There are still many battles to be fought. Last year, the Division of Child and Family Services created a rule that said unmarried people can't adopt or serve as foster parents. The ACLU, again, has taken up the cause.
"One of the claims made in the lawsuit is that those kinds of blanket exclusions violate the constitutional rights of both children in need of adoption and adults who are willing and able to adopt them," said Clark.
"There's not a lot of law in this area because most states do the sensible thing and, rather than enacting these kinds of arbitrary blanket exclusions, they make these very difficult placement decisions on a place by place basis. They basically say, we're not going to exclude anybody who is willing to open their homes to a child in need of adoption," Clark said.
By the time this paper goes to press, the Utah State Legislature will probably have passed a law that would ban same sex couples from adopting children. Florida is the only other state to legislate a ban on gay adoptions.
"The Utah Legislature historically has shown very little regard for the constitution when it comes to certain things. You've got, for some reason, this idea that Utah can disregard people's rights and the constitution and do whatever it pleases and we have to keep going back to court to challenge these things," said Clark.

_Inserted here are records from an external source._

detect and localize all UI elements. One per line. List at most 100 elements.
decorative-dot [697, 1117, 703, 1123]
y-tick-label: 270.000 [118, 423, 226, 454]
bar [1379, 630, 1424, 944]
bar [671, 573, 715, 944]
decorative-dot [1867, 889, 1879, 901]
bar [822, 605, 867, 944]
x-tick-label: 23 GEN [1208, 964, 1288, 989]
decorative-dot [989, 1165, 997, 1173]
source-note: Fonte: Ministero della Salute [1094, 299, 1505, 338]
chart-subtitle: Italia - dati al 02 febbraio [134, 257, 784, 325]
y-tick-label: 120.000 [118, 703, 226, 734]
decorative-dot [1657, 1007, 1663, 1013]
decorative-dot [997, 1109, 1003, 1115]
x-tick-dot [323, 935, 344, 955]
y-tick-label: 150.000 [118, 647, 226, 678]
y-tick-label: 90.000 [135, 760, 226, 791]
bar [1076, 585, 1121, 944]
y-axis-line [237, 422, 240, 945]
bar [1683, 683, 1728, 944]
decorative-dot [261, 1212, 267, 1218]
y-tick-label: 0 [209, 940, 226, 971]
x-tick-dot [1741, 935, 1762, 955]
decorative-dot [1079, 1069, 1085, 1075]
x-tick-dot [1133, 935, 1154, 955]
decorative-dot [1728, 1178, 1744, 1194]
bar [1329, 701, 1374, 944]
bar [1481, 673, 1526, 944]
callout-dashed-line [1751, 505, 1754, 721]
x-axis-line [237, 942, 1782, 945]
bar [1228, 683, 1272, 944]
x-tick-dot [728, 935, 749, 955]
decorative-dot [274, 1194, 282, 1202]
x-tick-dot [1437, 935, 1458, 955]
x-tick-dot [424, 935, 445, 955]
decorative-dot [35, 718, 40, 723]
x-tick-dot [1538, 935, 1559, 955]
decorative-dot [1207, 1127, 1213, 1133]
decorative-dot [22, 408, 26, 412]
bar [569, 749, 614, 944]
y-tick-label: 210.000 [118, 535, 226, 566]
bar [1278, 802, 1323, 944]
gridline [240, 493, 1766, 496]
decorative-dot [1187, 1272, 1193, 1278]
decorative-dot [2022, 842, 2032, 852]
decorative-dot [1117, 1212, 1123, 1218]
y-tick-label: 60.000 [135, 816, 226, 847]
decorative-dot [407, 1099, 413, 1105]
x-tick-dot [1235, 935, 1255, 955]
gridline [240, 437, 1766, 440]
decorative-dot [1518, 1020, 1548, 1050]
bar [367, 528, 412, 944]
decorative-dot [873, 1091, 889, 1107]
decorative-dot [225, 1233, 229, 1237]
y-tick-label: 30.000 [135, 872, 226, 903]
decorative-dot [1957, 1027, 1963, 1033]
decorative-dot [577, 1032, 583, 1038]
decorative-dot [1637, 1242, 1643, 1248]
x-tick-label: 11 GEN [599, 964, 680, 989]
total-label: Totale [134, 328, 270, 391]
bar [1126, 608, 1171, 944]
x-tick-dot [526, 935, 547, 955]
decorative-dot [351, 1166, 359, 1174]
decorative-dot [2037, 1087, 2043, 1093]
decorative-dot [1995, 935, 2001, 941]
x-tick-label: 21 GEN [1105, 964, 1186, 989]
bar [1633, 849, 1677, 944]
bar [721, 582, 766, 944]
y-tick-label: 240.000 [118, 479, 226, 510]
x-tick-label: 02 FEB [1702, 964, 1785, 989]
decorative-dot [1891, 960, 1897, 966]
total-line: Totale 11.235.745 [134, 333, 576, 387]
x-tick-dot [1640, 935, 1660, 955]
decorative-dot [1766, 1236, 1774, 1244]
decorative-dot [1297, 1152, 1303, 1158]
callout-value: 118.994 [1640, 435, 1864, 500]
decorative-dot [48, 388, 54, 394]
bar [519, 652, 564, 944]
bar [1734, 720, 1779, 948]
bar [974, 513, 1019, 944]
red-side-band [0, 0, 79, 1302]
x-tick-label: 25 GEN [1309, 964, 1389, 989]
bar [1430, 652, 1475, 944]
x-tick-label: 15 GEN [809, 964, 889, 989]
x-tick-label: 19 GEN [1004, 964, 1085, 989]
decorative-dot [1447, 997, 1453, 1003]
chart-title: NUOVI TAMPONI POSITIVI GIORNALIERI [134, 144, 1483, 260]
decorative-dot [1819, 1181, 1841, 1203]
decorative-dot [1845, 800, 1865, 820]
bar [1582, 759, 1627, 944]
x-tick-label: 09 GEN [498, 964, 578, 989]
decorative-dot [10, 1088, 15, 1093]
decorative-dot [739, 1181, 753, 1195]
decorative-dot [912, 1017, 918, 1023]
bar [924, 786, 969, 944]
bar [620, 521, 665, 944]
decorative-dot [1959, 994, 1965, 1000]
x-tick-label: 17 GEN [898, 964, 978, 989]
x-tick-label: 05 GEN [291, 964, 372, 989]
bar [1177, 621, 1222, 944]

Historically, the state has not placed children in same-sex couple homes and Clark questions the motivation for the bill. Supporters of the bill defend their vote by claiming to protect the best interests of children. They say the opposition is an adult-driven campaign that ignores childrens' needs. Clark agrees the campaign is an adult campaign, but not one driven by gay activists:
"It's an adult campaign driven by far-right ideologue who unfortunately are willing to sacrifice the well-being of children to make a political and ideological point that doesn't really need to be made."
But all the lobbying and logic in the world couldn't change the mind of the lawmakers. When the first openly gay Utah state lawmaker, Jackie Biskupski made an impassioned plea to her fellow legislatures to vote against the bill, her colleagues ignored her pleas.
"The stereotypes that people use to justify their hatred for me, is not me. I am not all those negative things you have taught to believe about. I am not less than human and therefore do not deserve to have my liberties taken away from me. Putting them [people] in categories in order to deem them to be unfit parents without personally knowing who you are impacting, reminds me of past discriminations. This is truly reminiscent of the Jews, the African Americans and even the Mormons. (They) were persecuted unjustly. Every time we have justified signaling out a particular group and have chosen to take away their rights for reasons that seem okay at the time, later generations have had to look back in horror and undo the wrong that has been done."
Right after the Biskupski's speech, the Utah House of Representatives voted to pass the ban. The bill now goes to the state Senate, where it is expected to pass, then to Governor Mike Leavitt, who is expected to sign.
How long will it take for us to "look back in horror?"